A series of W1−xMoxO3⋅0.33H2O (x = 0, 0.25, 0.50, 0.75) nano/microstructures and MoO3⋅0.55H2O with elongated morphology were prepared by using hydrothermal technique. Aqueous acidified solutions of ammonium metatungstate hydrate ((NH4)6H2W12O40⋅XH2O) and ammonium heptamolybdate tetrahydrate ((NH4)6Mo7O24⋅4H2O) were hydrothermally reacted to yield the desired nano/microstructures. In the WO3⋅0.33H2O crystal lattice can be substituted with up to 75% Mo without structural alterations.
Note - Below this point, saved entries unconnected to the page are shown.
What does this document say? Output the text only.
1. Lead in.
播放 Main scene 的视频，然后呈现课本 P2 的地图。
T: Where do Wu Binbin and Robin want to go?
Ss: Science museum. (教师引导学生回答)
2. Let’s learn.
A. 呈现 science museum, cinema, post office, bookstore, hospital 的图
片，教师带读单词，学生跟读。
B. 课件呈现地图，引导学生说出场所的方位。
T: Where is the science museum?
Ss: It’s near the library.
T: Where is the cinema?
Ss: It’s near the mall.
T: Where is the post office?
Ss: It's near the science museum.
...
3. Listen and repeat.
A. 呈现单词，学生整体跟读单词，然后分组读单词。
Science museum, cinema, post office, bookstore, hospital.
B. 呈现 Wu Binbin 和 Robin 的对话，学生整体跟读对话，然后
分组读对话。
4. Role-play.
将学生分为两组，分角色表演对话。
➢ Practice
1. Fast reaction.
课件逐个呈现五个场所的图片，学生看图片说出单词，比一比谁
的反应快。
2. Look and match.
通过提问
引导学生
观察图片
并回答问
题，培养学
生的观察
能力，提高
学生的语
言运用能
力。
When the Mo atoms increase, from 0 to 75 at. %, the band gap of the, as-prepared, W1−xMoxO3⋅0.33H2O material decreases from 2.55 to 2.15 eV. In order to corroborate experimental data, first-principle calculations using DFT and DFT + U framework were employed which revealed indirect band gap semiconductors up to x = 0.75. We suggest that the increase in the Mo fraction (25%, 50% and 75%) by hydrothermal synthesis (pressure and temperature) is responsible for the narrowing of the band gap.